We have building blocks for TEE + Solid AI agents today. Why not try one? The hardware is already at scale, the protocols have standardization, and the user experience is all that needs serious work.

The foundation has been laid since around 2015 (MapReduce shout out), which means AMD, Intel, and ARM have all been pushing TEE capabilities into mainstream processors for almost a decade. The Solid protocol is the Web’s logical evolution for storage. Open-source AI models are good enough to run safely and locally in controlled environments.

When we put these pieces together, we won’t need to hail Mary anymore. Expecting a perfect play of security hygiene from users or perfect implementation from vendors is a myth for Disney profits on fantasy, not a daily life strategy. The security needs to be built into the architecture itself.

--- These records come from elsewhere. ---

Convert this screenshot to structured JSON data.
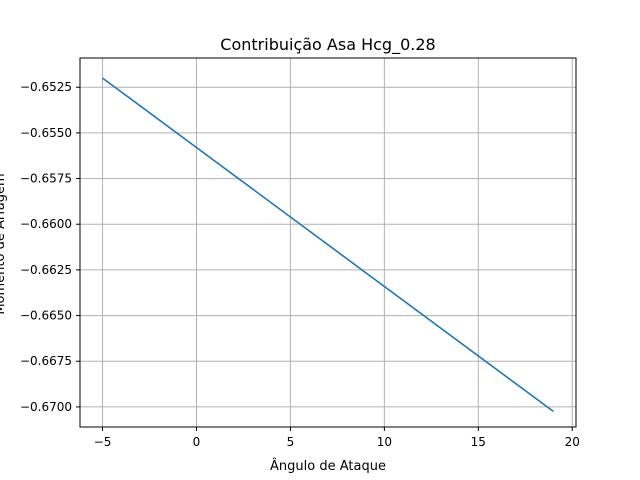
{
  "chart_data": {
    "type": "line",
    "title": "Contribuição Asa Hcg_0.28",
    "xlabel": "Ângulo de Ataque",
    "ylabel": "Momento de Arfagem",
    "xlim": [
      -6.2,
      20.2
    ],
    "ylim": [
      -0.6711,
      -0.6509
    ],
    "grid": true,
    "x_ticks": [
      -5,
      0,
      5,
      10,
      15,
      20
    ],
    "x_tick_labels": [
      "−5",
      "0",
      "5",
      "10",
      "15",
      "20"
    ],
    "y_ticks": [
      -0.6525,
      -0.655,
      -0.6575,
      -0.66,
      -0.6625,
      -0.665,
      -0.6675,
      -0.67
    ],
    "y_tick_labels": [
      "−0.6525",
      "−0.6550",
      "−0.6575",
      "−0.6600",
      "−0.6625",
      "−0.6650",
      "−0.6675",
      "−0.6700"
    ],
    "series": [
      {
        "color": "#1f77b4",
        "x": [
          -5,
          19
        ],
        "y": [
          -0.652,
          -0.67025
        ]
      }
    ]
  }
}
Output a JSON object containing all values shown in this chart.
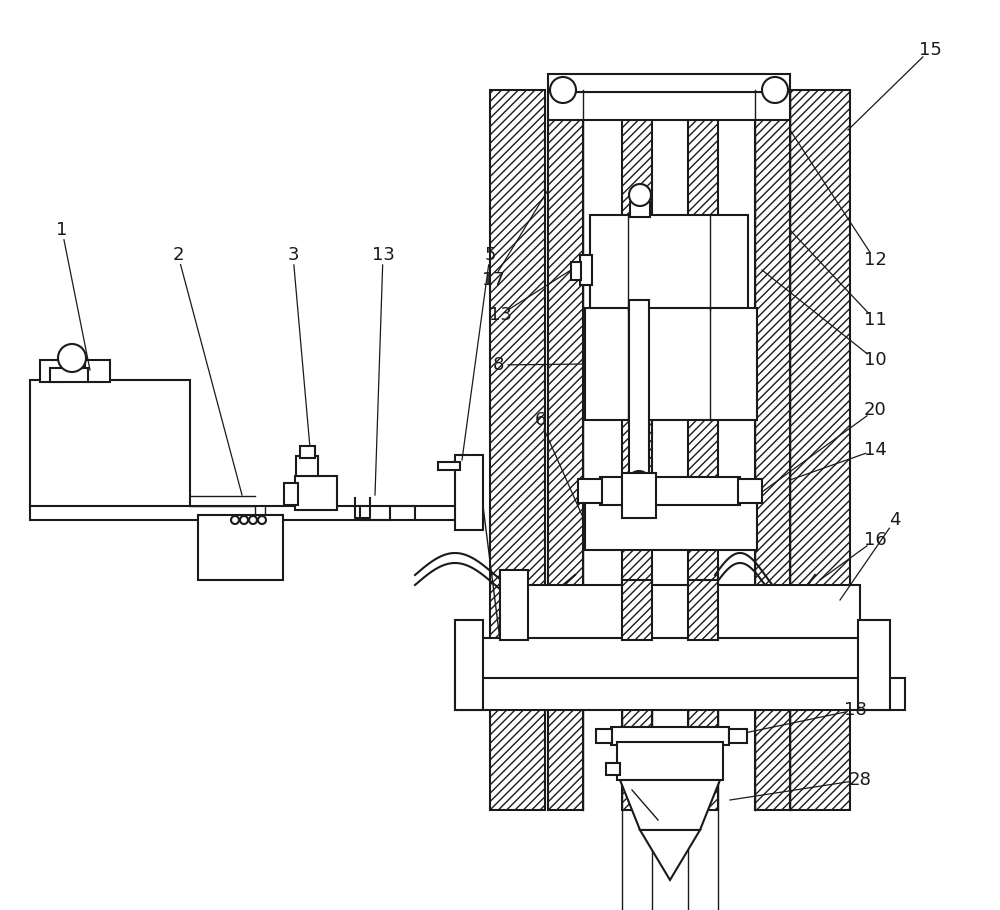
{
  "bg": "#ffffff",
  "lc": "#1a1a1a",
  "lw": 1.5,
  "lw_thin": 1.0,
  "lw_ann": 0.9,
  "fs": 13
}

So scope your damn cryptographic tokens like always, read your efficient security prompts attached to reasonable boundaries, and maybe don’t give org-wide access to experimental AI tools. Let’s start thinking about how we build systems that don’t require belief in an ubermensch or superhuman.

Super vigilance from every user should be recognized as a form of being super villainous, an anti-pattern to building trusted systems.

My bourbon should be for celebrating solutions, not crying over fixing problems that never should have existed in the first place.